Question: What lessons have you learned about writing a baseball blog? What advice would you give to someone who wants to start a baseball team blog?
Thomason: Well, it’s good practice — I’m a much better writer (in my opinion) than I was ten years ago, and a far better typist. And it’s helpful in teaching yourself how to think about the team and the sport. Sometimes your offhand opinion, which you’ll normally hold on to if you don’t really think about it, looks ridiculous when you write it down on the page. Also, it’s very disturbing when the General Manager of your favorite ball club makes fun of you in his book, even if you made fun of him first.
My biggest suggestion is that you should always have something up on the page. It doesn’t necessarily have to be great, but if you stop, you probably aren’t going to start again. And make sure you have a few weeks’ work before you start to publicize.
Question: What affect has blogging about the Braves had upon you as a Braves fan?
Thomason: Losses become even more depressing if you have to write about them.
It’s helped me think about the team and organization as a whole. Originally, I would think, “Okay, so such-and-such has happened.” Now, it’s more “such-and-such has happened; what does this mean for the franchise?
Question: Bill Ferris, a Detroit Tigers blogger, told me in his interview that he “had some great opportunities” come to him through his blog. “The highlight,” he said, “had to be attending a media-only session when the traveling Baseball as America exhibit came to The Henry Ford Museum in Dearborn.” Have you had any “great opportunities” come to you because of your blog?
Thomason: No, not really. Of course, I don’t live in the Atlanta area, so I’m not in place to take advantage.
Question: I noticed that some of your blog entries had an unusually high number of comments. For example, your October 30th entry on the Braves middle infield received 237 comments. What was the highest number of comments that an entry received? How have comments contributed to your blog’s success?

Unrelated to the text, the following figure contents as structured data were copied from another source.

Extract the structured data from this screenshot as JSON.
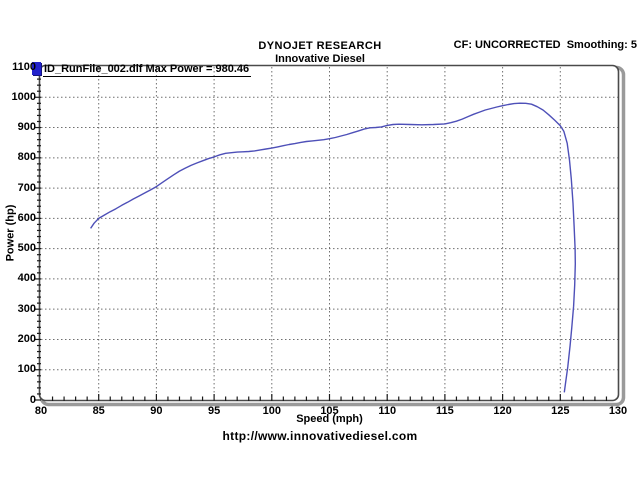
{
  "header": {
    "title": "DYNOJET RESEARCH",
    "subtitle": "Innovative Diesel",
    "cf_text": "CF: UNCORRECTED  Smoothing: 5"
  },
  "legend": {
    "label": "ID_RunFile_002.dlf Max Power = 980.46",
    "marker_color": "#2222cc"
  },
  "footer": {
    "url": "http://www.innovativediesel.com"
  },
  "colors": {
    "curve": "#4e50b8",
    "grid": "#6f6f6f",
    "axis": "#4a4a4a",
    "frame_shadow": "#9a9a9a",
    "tick": "#1a1a1a"
  },
  "chart_data": {
    "type": "line",
    "title": "DYNOJET RESEARCH — Innovative Diesel",
    "xlabel": "Speed (mph)",
    "ylabel": "Power (hp)",
    "xlim": [
      80,
      130
    ],
    "ylim": [
      0,
      1100
    ],
    "x_ticks": [
      80,
      85,
      90,
      95,
      100,
      105,
      110,
      115,
      120,
      125,
      130
    ],
    "y_ticks": [
      0,
      100,
      200,
      300,
      400,
      500,
      600,
      700,
      800,
      900,
      1000,
      1100
    ],
    "x_minor_step": 1,
    "y_minor_step": 20,
    "grid": true,
    "legend_position": "top-left",
    "series": [
      {
        "name": "ID_RunFile_002.dlf",
        "max_power": 980.46,
        "max_power_speed": 121.5,
        "color": "#4e50b8",
        "points": [
          [
            84.3,
            567
          ],
          [
            84.6,
            584
          ],
          [
            85,
            600
          ],
          [
            85.5,
            611
          ],
          [
            86,
            622
          ],
          [
            86.5,
            632
          ],
          [
            87,
            643
          ],
          [
            87.5,
            653
          ],
          [
            88,
            664
          ],
          [
            88.5,
            674
          ],
          [
            89,
            684
          ],
          [
            89.5,
            694
          ],
          [
            90,
            705
          ],
          [
            90.5,
            718
          ],
          [
            91,
            731
          ],
          [
            91.5,
            744
          ],
          [
            92,
            756
          ],
          [
            92.5,
            766
          ],
          [
            93,
            775
          ],
          [
            93.5,
            783
          ],
          [
            94,
            790
          ],
          [
            94.5,
            797
          ],
          [
            95,
            803
          ],
          [
            95.5,
            810
          ],
          [
            96,
            815
          ],
          [
            96.5,
            817
          ],
          [
            97,
            819
          ],
          [
            97.5,
            820
          ],
          [
            98,
            821
          ],
          [
            98.5,
            823
          ],
          [
            99,
            826
          ],
          [
            99.5,
            829
          ],
          [
            100,
            832
          ],
          [
            100.5,
            836
          ],
          [
            101,
            840
          ],
          [
            101.5,
            844
          ],
          [
            102,
            847
          ],
          [
            102.5,
            851
          ],
          [
            103,
            854
          ],
          [
            103.5,
            856
          ],
          [
            104,
            858
          ],
          [
            104.5,
            860
          ],
          [
            105,
            863
          ],
          [
            105.5,
            867
          ],
          [
            106,
            872
          ],
          [
            106.5,
            877
          ],
          [
            107,
            883
          ],
          [
            107.5,
            889
          ],
          [
            108,
            895
          ],
          [
            108.5,
            899
          ],
          [
            109,
            900
          ],
          [
            109.5,
            902
          ],
          [
            110,
            907
          ],
          [
            110.5,
            910
          ],
          [
            111,
            911
          ],
          [
            112,
            910
          ],
          [
            113,
            909
          ],
          [
            114,
            910
          ],
          [
            115,
            912
          ],
          [
            115.5,
            916
          ],
          [
            116,
            921
          ],
          [
            116.5,
            928
          ],
          [
            117,
            936
          ],
          [
            117.5,
            944
          ],
          [
            118,
            951
          ],
          [
            118.5,
            958
          ],
          [
            119,
            963
          ],
          [
            119.5,
            968
          ],
          [
            120,
            972
          ],
          [
            120.5,
            976
          ],
          [
            121,
            979
          ],
          [
            121.5,
            980.46
          ],
          [
            122,
            980
          ],
          [
            122.5,
            977
          ],
          [
            123,
            969
          ],
          [
            123.5,
            958
          ],
          [
            124,
            942
          ],
          [
            124.5,
            925
          ],
          [
            125,
            906
          ],
          [
            125.3,
            888
          ],
          [
            125.6,
            848
          ],
          [
            125.8,
            792
          ],
          [
            125.95,
            730
          ],
          [
            126.1,
            650
          ],
          [
            126.2,
            575
          ],
          [
            126.28,
            500
          ],
          [
            126.3,
            450
          ],
          [
            126.25,
            380
          ],
          [
            126.15,
            310
          ],
          [
            126.0,
            240
          ],
          [
            125.85,
            180
          ],
          [
            125.65,
            110
          ],
          [
            125.45,
            55
          ],
          [
            125.35,
            25
          ]
        ]
      }
    ]
  }
}
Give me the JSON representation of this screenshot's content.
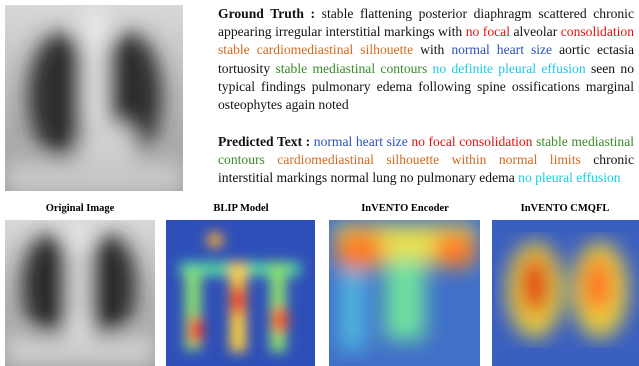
{
  "ground_truth": {
    "label": "Ground Truth :",
    "segments": [
      {
        "text": "stable flattening posterior diaphragm scattered chronic appearing irregular interstitial markings with",
        "color": "#111111"
      },
      {
        "text": "no focal",
        "color": "#e01010"
      },
      {
        "text": "alveolar",
        "color": "#111111"
      },
      {
        "text": "consolidation",
        "color": "#e01010"
      },
      {
        "text": "stable cardiomediastinal silhouette",
        "color": "#d2691e"
      },
      {
        "text": "with",
        "color": "#111111"
      },
      {
        "text": "normal heart size",
        "color": "#2a52be"
      },
      {
        "text": "aortic ectasia tortuosity",
        "color": "#111111"
      },
      {
        "text": "stable mediastinal contours",
        "color": "#3a8a2a"
      },
      {
        "text": "no definite",
        "color": "#1ec8e6"
      },
      {
        "text": "pleural effusion",
        "color": "#1ec8e6"
      },
      {
        "text": "seen no typical findings pulmonary edema following spine ossifications marginal osteophytes again noted",
        "color": "#111111"
      }
    ]
  },
  "predicted_text": {
    "label": "Predicted Text :",
    "segments": [
      {
        "text": "normal heart size",
        "color": "#2a52be"
      },
      {
        "text": "no focal consolidation",
        "color": "#e01010"
      },
      {
        "text": "stable mediastinal contours",
        "color": "#3a8a2a"
      },
      {
        "text": "cardiomediastinal silhouette within normal limits",
        "color": "#d2691e"
      },
      {
        "text": "chronic interstitial markings normal lung no pulmonary edema",
        "color": "#111111"
      },
      {
        "text": "no pleural effusion",
        "color": "#1ec8e6"
      }
    ]
  },
  "panels": [
    {
      "caption": "Original Image"
    },
    {
      "caption": "BLIP Model"
    },
    {
      "caption": "InVENTO Encoder"
    },
    {
      "caption": "InVENTO CMQFL"
    }
  ]
}
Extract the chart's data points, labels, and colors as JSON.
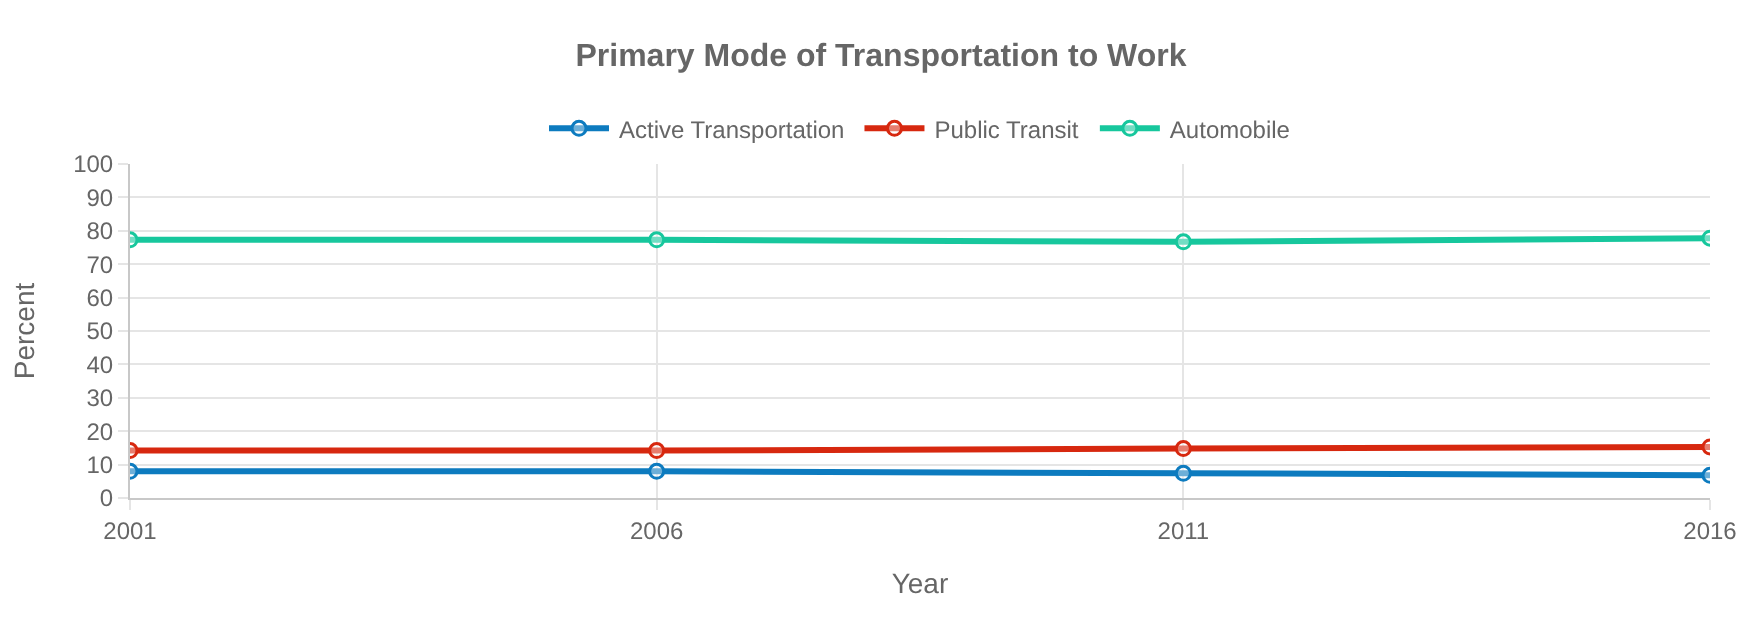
{
  "chart_data": {
    "type": "line",
    "title": "Primary Mode of Transportation to Work",
    "xlabel": "Year",
    "ylabel": "Percent",
    "x": [
      2001,
      2006,
      2011,
      2016
    ],
    "series": [
      {
        "name": "Active Transportation",
        "color": "#0d7bbf",
        "values": [
          8.0,
          8.0,
          7.4,
          6.8
        ]
      },
      {
        "name": "Public Transit",
        "color": "#d7280f",
        "values": [
          14.2,
          14.2,
          14.8,
          15.3
        ]
      },
      {
        "name": "Automobile",
        "color": "#17c79d",
        "values": [
          77.3,
          77.3,
          76.7,
          77.8
        ]
      }
    ],
    "xlim": [
      2001,
      2016
    ],
    "xticks": [
      2001,
      2006,
      2011,
      2016
    ],
    "ylim": [
      0,
      100
    ],
    "yticks": [
      0,
      10,
      20,
      30,
      40,
      50,
      60,
      70,
      80,
      90,
      100
    ],
    "grid": true,
    "legend": "top",
    "marker": "circle",
    "line_style": "solid"
  }
}
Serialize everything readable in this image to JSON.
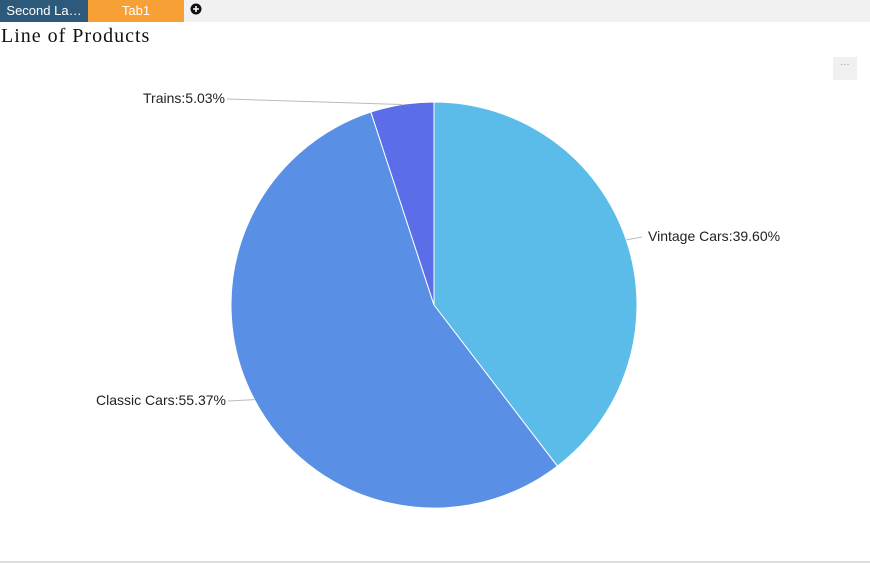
{
  "tabs": [
    "Second La…",
    "Tab1"
  ],
  "menu": "···",
  "chart_data": {
    "type": "pie",
    "title": "Line of Products",
    "categories": [
      "Vintage Cars",
      "Classic Cars",
      "Trains"
    ],
    "values": [
      39.6,
      55.37,
      5.03
    ],
    "value_labels": [
      "39.60%",
      "55.37%",
      "5.03%"
    ],
    "label_separator": ":",
    "colors": [
      "#5bbce9",
      "#5990e6",
      "#5b6ee8"
    ]
  }
}
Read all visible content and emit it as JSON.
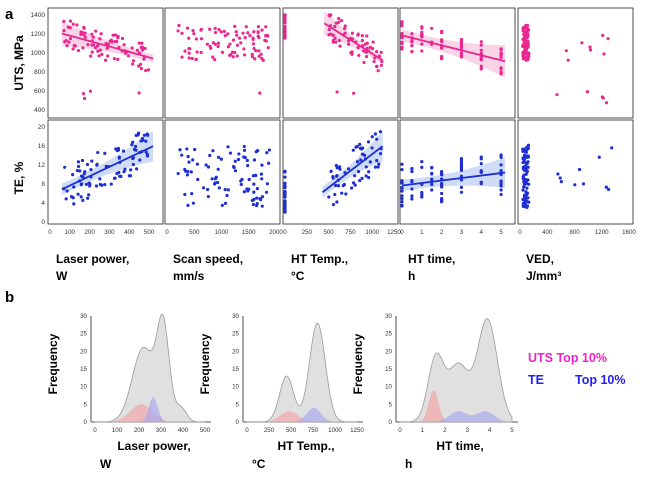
{
  "panel_labels": {
    "a": "a",
    "b": "b"
  },
  "colors": {
    "uts": "#e8278f",
    "uts_band": "#f6c6de",
    "te": "#1f2fd0",
    "te_band": "#bdd0f1",
    "gray": "#d6d6d6",
    "red": "#f2a7a7",
    "blue": "#a9a9f0",
    "legend_uts": "#ee22cc",
    "legend_te": "#2222ee"
  },
  "grid": {
    "uts_label": "UTS, MPa",
    "te_label": "TE, %",
    "uts_ticks": [
      "1400",
      "1200",
      "1000",
      "800",
      "600",
      "400"
    ],
    "te_ticks": [
      "20",
      "16",
      "12",
      "8",
      "4",
      "0"
    ],
    "columns": [
      {
        "ticks": [
          "0",
          "100",
          "200",
          "300",
          "400",
          "500"
        ],
        "title": "Laser power,",
        "unit": "W"
      },
      {
        "ticks": [
          "0",
          "500",
          "1000",
          "1500",
          "2000"
        ],
        "title": "Scan speed,",
        "unit": "mm/s"
      },
      {
        "ticks": [
          "0",
          "250",
          "500",
          "750",
          "1000",
          "1250"
        ],
        "title": "HT Temp.,",
        "unit": "°C"
      },
      {
        "ticks": [
          "0",
          "1",
          "2",
          "3",
          "4",
          "5"
        ],
        "title": "HT time,",
        "unit": "h"
      },
      {
        "ticks": [
          "0",
          "400",
          "800",
          "1200",
          "1600"
        ],
        "title": "VED,",
        "unit": "J/mm³"
      }
    ]
  },
  "chart_data": [
    {
      "type": "scatter",
      "panel": "UTS vs Laser power",
      "xlim": [
        0,
        550
      ],
      "ylim": [
        300,
        1400
      ],
      "x_ticks": [
        0,
        100,
        200,
        300,
        400,
        500
      ],
      "y_ticks": [
        400,
        600,
        800,
        1000,
        1200,
        1400
      ],
      "trend": [
        [
          60,
          1190
        ],
        [
          520,
          920
        ]
      ],
      "band": "converging"
    },
    {
      "type": "scatter",
      "panel": "UTS vs Scan speed",
      "xlim": [
        0,
        2000
      ],
      "ylim": [
        300,
        1400
      ],
      "x_ticks": [
        0,
        500,
        1000,
        1500,
        2000
      ],
      "y_ticks": [
        400,
        600,
        800,
        1000,
        1200,
        1400
      ]
    },
    {
      "type": "scatter",
      "panel": "UTS vs HT Temp.",
      "xlim": [
        0,
        1250
      ],
      "ylim": [
        300,
        1400
      ],
      "x_ticks": [
        0,
        250,
        500,
        750,
        1000,
        1250
      ],
      "y_ticks": [
        400,
        600,
        800,
        1000,
        1200,
        1400
      ],
      "trend": [
        [
          450,
          1300
        ],
        [
          1120,
          900
        ]
      ],
      "band": "converging"
    },
    {
      "type": "scatter",
      "panel": "UTS vs HT time",
      "xlim": [
        0,
        5.5
      ],
      "ylim": [
        300,
        1400
      ],
      "x_ticks": [
        0,
        1,
        2,
        3,
        4,
        5
      ],
      "y_ticks": [
        400,
        600,
        800,
        1000,
        1200,
        1400
      ],
      "trend": [
        [
          0,
          1170
        ],
        [
          5.2,
          890
        ]
      ],
      "band": "diverging"
    },
    {
      "type": "scatter",
      "panel": "UTS vs VED",
      "xlim": [
        0,
        1600
      ],
      "ylim": [
        300,
        1400
      ],
      "x_ticks": [
        0,
        400,
        800,
        1200,
        1600
      ],
      "y_ticks": [
        400,
        600,
        800,
        1000,
        1200,
        1400
      ]
    },
    {
      "type": "scatter",
      "panel": "TE vs Laser power",
      "xlim": [
        0,
        550
      ],
      "ylim": [
        0,
        20
      ],
      "x_ticks": [
        0,
        100,
        200,
        300,
        400,
        500
      ],
      "y_ticks": [
        0,
        4,
        8,
        12,
        16,
        20
      ],
      "trend": [
        [
          60,
          6.8
        ],
        [
          520,
          15.8
        ]
      ],
      "band": "diverging"
    },
    {
      "type": "scatter",
      "panel": "TE vs Scan speed",
      "xlim": [
        0,
        2000
      ],
      "ylim": [
        0,
        20
      ],
      "x_ticks": [
        0,
        500,
        1000,
        1500,
        2000
      ],
      "y_ticks": [
        0,
        4,
        8,
        12,
        16,
        20
      ]
    },
    {
      "type": "scatter",
      "panel": "TE vs HT Temp.",
      "xlim": [
        0,
        1250
      ],
      "ylim": [
        0,
        20
      ],
      "x_ticks": [
        0,
        250,
        500,
        750,
        1000,
        1250
      ],
      "y_ticks": [
        0,
        4,
        8,
        12,
        16,
        20
      ],
      "trend": [
        [
          430,
          6.2
        ],
        [
          1120,
          15.8
        ]
      ],
      "band": "diverging"
    },
    {
      "type": "scatter",
      "panel": "TE vs HT time",
      "xlim": [
        0,
        5.5
      ],
      "ylim": [
        0,
        20
      ],
      "x_ticks": [
        0,
        1,
        2,
        3,
        4,
        5
      ],
      "y_ticks": [
        0,
        4,
        8,
        12,
        16,
        20
      ],
      "trend": [
        [
          0,
          7.6
        ],
        [
          5.2,
          10.3
        ]
      ],
      "band": "diverging"
    },
    {
      "type": "scatter",
      "panel": "TE vs VED",
      "xlim": [
        0,
        1600
      ],
      "ylim": [
        0,
        20
      ],
      "x_ticks": [
        0,
        400,
        800,
        1200,
        1600
      ],
      "y_ticks": [
        0,
        4,
        8,
        12,
        16,
        20
      ]
    },
    {
      "type": "area",
      "panel": "Frequency vs Laser power",
      "xlim": [
        0,
        500
      ],
      "ylim": [
        0,
        30
      ],
      "x_ticks": [
        0,
        100,
        200,
        300,
        400,
        500
      ],
      "y_ticks": [
        0,
        5,
        10,
        15,
        20,
        25,
        30
      ],
      "series": [
        {
          "peaks": [
            [
              220,
              21,
              50
            ],
            [
              310,
              26,
              28
            ],
            [
              390,
              4,
              25
            ]
          ]
        },
        {
          "peaks": [
            [
              210,
              5,
              50
            ]
          ]
        },
        {
          "peaks": [
            [
              265,
              7,
              20
            ]
          ]
        }
      ]
    },
    {
      "type": "area",
      "panel": "Frequency vs HT Temp.",
      "xlim": [
        0,
        1250
      ],
      "ylim": [
        0,
        30
      ],
      "x_ticks": [
        0,
        250,
        500,
        750,
        1000,
        1250
      ],
      "y_ticks": [
        0,
        5,
        10,
        15,
        20,
        25,
        30
      ],
      "series": [
        {
          "peaks": [
            [
              450,
              13,
              80
            ],
            [
              800,
              28,
              90
            ]
          ]
        },
        {
          "peaks": [
            [
              480,
              3,
              100
            ]
          ]
        },
        {
          "peaks": [
            [
              760,
              4,
              80
            ]
          ]
        }
      ]
    },
    {
      "type": "area",
      "panel": "Frequency vs HT time",
      "xlim": [
        0,
        5
      ],
      "ylim": [
        0,
        30
      ],
      "x_ticks": [
        0,
        1,
        2,
        3,
        4,
        5
      ],
      "y_ticks": [
        0,
        5,
        10,
        15,
        20,
        25,
        30
      ],
      "series": [
        {
          "peaks": [
            [
              1.6,
              18,
              0.35
            ],
            [
              2.6,
              16,
              0.45
            ],
            [
              3.9,
              29,
              0.45
            ]
          ]
        },
        {
          "peaks": [
            [
              1.5,
              9,
              0.22
            ]
          ]
        },
        {
          "peaks": [
            [
              2.6,
              3,
              0.4
            ],
            [
              3.8,
              3,
              0.4
            ]
          ]
        }
      ]
    }
  ],
  "bottom": {
    "ylabel": "Frequency",
    "panels": [
      {
        "xlabel": "Laser power,",
        "unit": "W"
      },
      {
        "xlabel": "HT Temp.,",
        "unit": "°C"
      },
      {
        "xlabel": "HT time,",
        "unit": "h"
      }
    ]
  },
  "legend": {
    "uts": "UTS Top 10%",
    "te_a": "TE",
    "te_b": "Top 10%"
  }
}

Thomason: Let me see … I’m sure that the most comments would be on a game thread for extra innings. There were 726 comments on the marathon disaster that was game four of the 2005 division series, 782 on the first game with Mark Teixeira as a Brave, but I think there have been more, over 900 in one case.
I have a good number of loyal commenters who like to talk about the Braves. I’ve set things up for them to that.
Question: How is your Braves blog different from the other Braves blogs? What makes it unique?
Thomason: I think the number and quality of commenters is the biggest thing. Second is that I have been doing this for ten years now so there’s some historical depth to the archives.
Question: What else would you like people to know about your blog?
Thomason: Almost nothing I do was originally planned. It just sort of happened.
About 497 pages link to Braves Journal.
Mac Thomason is a librarian in Tuscaloosa, Alabama, and has been a Braves fan ever since he was allowed to stay up to watch Hank Aaron hit his 715th home run, and has been blogging about them since 1998, even though he didn’t realize this until 2002.